Come vide acutamente Gian Carlo Roscioni, questa pagina ispirò a Gadda, nella Meccanica, una delle più straordinarie figure della tessitura testuale, in cui l’esercizio manzoniano della virgola legata alla metafora della scrittura giunge all’apice: «Il frugare in una scatola di legno piallato e sudicio, a scomparti, che contenesse viti e madreviti usate, bulloni unti, lamette di rasoio, candele scompagnate, chiodi di scarpe da montagna frusti mescolati con matassine di trecciuola di rame, pezzi di cordoncino isolato o anche malamente scabbioso, qualche bottone di madreperla, qualche fondo vetrato di scatola di fiammiferi, qualche penna di pollo rotta in due, per untare, e qualche spazzolino da denti consunto, destinato in vecchiaia alle candele e a’ magneti, il frugare pazientemente in questo repertorio gli dava ore fuggevoli, liete di quella serenità e di quel medesimo oblìo…».
La virgola è appunto lo strumento necessario al repertorio, al catalogo. Basti rileggere l’innumerevole elenco di nomi degli Angeli benevoli e malevoli che Umberto Eco accumulò nel Vortice della lista (2009). Senza le virgole, corrispondenti al numero degli angeli meno uno (l’ultimo), la loro schiera sarebbe una massa caotica, priva di distinzioni e di raccordi. Un universo impenetrabile, ossessivamente zeppo. La virgola separa e unisce parole e immagini, oggetti e idee, e li distribuisce in un teatro della memoria che si compie nella mente e si edifica sulla pagina. Questa piuma segnaletica indirizza a sciogliere i nodi del senso con un tic-toc da lento metrònomo, con un ritmo variabile, a seconda di dove si collochi la barrettina nella parte inferiore delle lettere, sulla riga: non a caso, forse, la virgola ha una forma molto simile a quella della chiave di basso in musica.
Sul precipizio del bianco Le maestre, al tempo in cui Berta filava, insegnavano che «prima del ma occorre sempre una virgola». Per tutta la vita mi sono adattato a questo ordine irrevocabile, onorando la Virgola che con graziosa prudenza rallenta l’accostamento all’alterità. Vorrei scrivere, un giorno, una Breve storia del «ma», anche insistendo su una notevolissima variante a questa regola imparata alle elementari. E metterei in luce, allora, alcuni «ma» non preceduti da una virgola, bensì, con aumento esponenziale del valore semantico, da un punto fermo.

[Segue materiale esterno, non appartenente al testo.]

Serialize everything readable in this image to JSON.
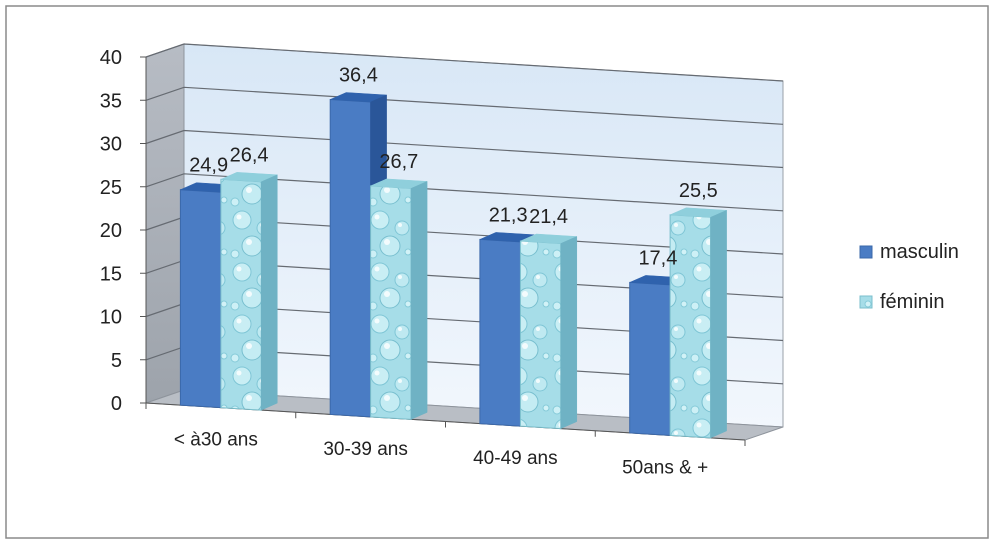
{
  "chart_data": {
    "type": "bar",
    "title": "",
    "xlabel": "",
    "ylabel": "",
    "categories": [
      "< à30 ans",
      "30-39 ans",
      "40-49 ans",
      "50ans & +"
    ],
    "series": [
      {
        "name": "masculin",
        "values": [
          24.9,
          36.4,
          21.3,
          17.4
        ],
        "labels": [
          "24,9",
          "36,4",
          "21,3",
          "17,4"
        ],
        "color": "#4a7cc4"
      },
      {
        "name": "féminin",
        "values": [
          26.4,
          26.7,
          21.4,
          25.5
        ],
        "labels": [
          "26,4",
          "26,7",
          "21,4",
          "25,5"
        ],
        "color": "#a6dde8"
      }
    ],
    "ylim": [
      0,
      40
    ],
    "yticks": [
      0,
      5,
      10,
      15,
      20,
      25,
      30,
      35,
      40
    ],
    "grid": true,
    "legend": "right",
    "style": "3d-clustered-column"
  }
}
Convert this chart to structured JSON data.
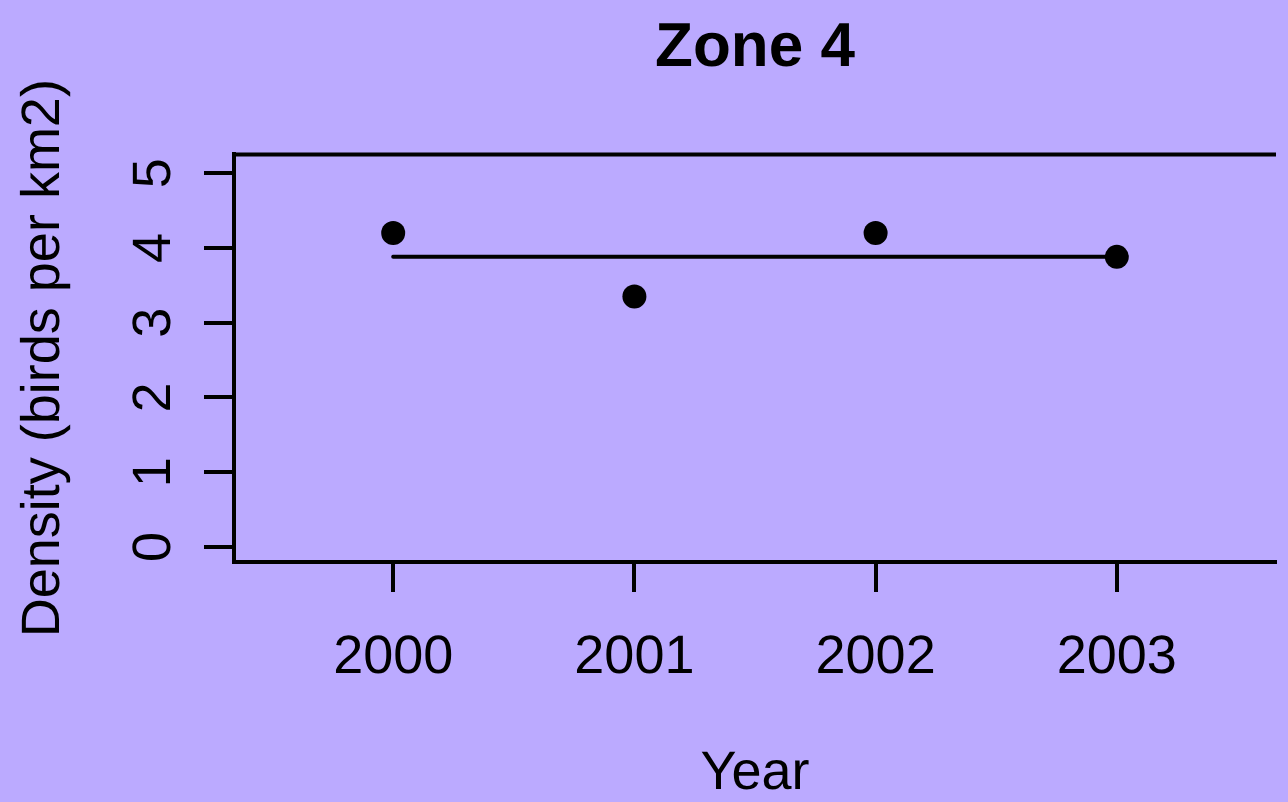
{
  "chart_data": {
    "type": "scatter",
    "title": "Zone 4",
    "xlabel": "Year",
    "ylabel": "Density (birds per km2)",
    "x": [
      2000,
      2001,
      2002,
      2003
    ],
    "series": [
      {
        "type": "scatter",
        "color": "#000000",
        "values": [
          4.2,
          3.35,
          4.2,
          3.88
        ]
      },
      {
        "type": "line",
        "x": [
          2000,
          2003
        ],
        "color": "#000000",
        "values": [
          3.88,
          3.88
        ],
        "marker": "none"
      }
    ],
    "xlim": [
      1999.34,
      2003.66
    ],
    "ylim": [
      -0.2,
      5.25
    ],
    "xticks": [
      2000,
      2001,
      2002,
      2003
    ],
    "yticks": [
      0,
      1,
      2,
      3,
      4,
      5
    ],
    "grid": false,
    "legend": false,
    "marker": "circle"
  }
}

Chiudo con una virgola, quella aperta sul precipizio del bianco dall’intestazione di ogni lettera, la più intensa tra le forme della comunicazione inventata dall’animale umano per legarsi a un altro da sé a distanza di spazio e di tempo: soglia vibrante fra la voce di chi scrive e l’ascolto di chi riceve il messaggio. Nella lettera un a capo segue alla virgola di Caro amico,: è lo spazio in cui, dopo quel sospiro inavvertito, quella pausa di sospensione colma di attesa che suggella la chiamata, la realtà torna a farsi racconto e il tempo della vita si offre al Nome dell’assente, piena di «cose» tradotte in «parole».